William Flynn Miller IV, 21, was engaged in a drinking rite inside the Lambda Chi Alpha (search) fraternity house early Tuesday morning when the incident happened.

The ritual involved 190-proof grain alcohol and a lighted oil lantern. Miller's clothes burst into flame, severely burning his upper torso, Athens-Clarke police said. The student, a senior forestry major from Savannah, suffered third-degree burns to his torso and hands. But his injuries did not appear life-threatening, police said.

When officers arrived on the scene, the floor of the fraternity house was littered with beer cans and bottles, folding chairs were scattered about and the odor of burned hair was in the air. Miller was on the floor and, although conscious, had skin hanging off his fingers, chest, stomach, side and back, police said.

"Mr. Miller said they were drinking and had been horsing around, and somehow — while next to an open flame from a lamp — the liquor ignited and caught him on fire," a police report said.

Fraternity members interviewed at the scene by police said the incident was not part of a hazing ritual.

"My understanding is they were having some type of activity that involved grain alcohol," police Capt. Mark Sizemore said.

A source knowledgeable about the incident, but who asked not to be identified, told the Athens Banner-Herald that Lambda Chi Alpha traditionally engages in a drinking ritual while playing the Steppenwolf (search) rock song "Magic Carpet Ride," which mentions Aladdin's lamp.

Jay Sammons, the fraternity's outgoing president, denied his fraternity engages in such a ritual.

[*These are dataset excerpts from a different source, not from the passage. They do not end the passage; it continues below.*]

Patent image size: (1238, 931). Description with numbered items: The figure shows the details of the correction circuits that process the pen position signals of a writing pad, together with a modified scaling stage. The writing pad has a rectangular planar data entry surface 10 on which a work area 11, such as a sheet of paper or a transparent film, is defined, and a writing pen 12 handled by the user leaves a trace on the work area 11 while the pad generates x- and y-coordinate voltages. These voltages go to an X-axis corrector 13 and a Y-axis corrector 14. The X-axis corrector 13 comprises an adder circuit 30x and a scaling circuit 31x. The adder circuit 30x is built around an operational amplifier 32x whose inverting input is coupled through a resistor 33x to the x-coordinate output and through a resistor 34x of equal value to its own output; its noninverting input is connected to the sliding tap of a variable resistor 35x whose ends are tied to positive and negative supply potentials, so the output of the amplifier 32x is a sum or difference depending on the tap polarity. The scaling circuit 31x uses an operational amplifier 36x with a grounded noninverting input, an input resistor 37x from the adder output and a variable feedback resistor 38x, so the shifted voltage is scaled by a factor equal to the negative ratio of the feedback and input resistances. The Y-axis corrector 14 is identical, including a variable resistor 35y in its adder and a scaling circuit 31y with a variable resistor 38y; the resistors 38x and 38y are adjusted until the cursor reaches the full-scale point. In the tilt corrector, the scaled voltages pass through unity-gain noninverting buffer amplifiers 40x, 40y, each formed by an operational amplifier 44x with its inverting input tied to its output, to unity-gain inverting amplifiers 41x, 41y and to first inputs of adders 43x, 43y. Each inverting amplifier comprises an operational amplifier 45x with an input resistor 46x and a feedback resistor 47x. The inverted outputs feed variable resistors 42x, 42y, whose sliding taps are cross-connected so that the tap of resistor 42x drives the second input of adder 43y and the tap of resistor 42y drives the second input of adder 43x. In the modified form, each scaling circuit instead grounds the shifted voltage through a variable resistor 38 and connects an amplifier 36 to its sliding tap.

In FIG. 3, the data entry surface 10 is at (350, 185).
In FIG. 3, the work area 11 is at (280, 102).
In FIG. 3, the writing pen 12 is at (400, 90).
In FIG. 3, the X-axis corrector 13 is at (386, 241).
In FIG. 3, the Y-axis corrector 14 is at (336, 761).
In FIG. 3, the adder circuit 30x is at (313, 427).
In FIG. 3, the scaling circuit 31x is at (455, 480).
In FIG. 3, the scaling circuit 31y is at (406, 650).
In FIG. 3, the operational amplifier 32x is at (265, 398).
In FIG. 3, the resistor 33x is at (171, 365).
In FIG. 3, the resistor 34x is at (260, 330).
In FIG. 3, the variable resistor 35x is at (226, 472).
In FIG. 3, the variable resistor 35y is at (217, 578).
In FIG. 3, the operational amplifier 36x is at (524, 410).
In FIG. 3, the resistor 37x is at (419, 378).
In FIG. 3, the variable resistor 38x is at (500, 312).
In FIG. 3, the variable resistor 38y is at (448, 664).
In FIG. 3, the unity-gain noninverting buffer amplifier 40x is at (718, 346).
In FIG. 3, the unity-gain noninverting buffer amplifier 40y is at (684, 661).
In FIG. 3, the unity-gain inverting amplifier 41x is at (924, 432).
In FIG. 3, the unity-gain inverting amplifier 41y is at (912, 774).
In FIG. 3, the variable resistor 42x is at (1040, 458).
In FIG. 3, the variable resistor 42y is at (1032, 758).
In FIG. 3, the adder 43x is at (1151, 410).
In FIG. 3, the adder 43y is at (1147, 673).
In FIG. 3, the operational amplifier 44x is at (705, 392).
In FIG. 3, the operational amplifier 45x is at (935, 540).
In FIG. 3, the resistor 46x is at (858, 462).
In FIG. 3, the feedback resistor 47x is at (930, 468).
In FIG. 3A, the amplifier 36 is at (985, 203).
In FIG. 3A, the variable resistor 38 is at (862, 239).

Despite the severity of his burns, Miller was conscious and able to speak with a detective who went to an Augusta hospital to interview him, Sizemore said.

"We're following up to make sure nothing criminal in nature took place and to make sure these types of accidents don't happen again," he said.

UGA spokesman Tom Jackson said the university was also investigating.

"Clearly, our student affairs officials will get to the bottom of this and take any action which is appropriate," Jackson said.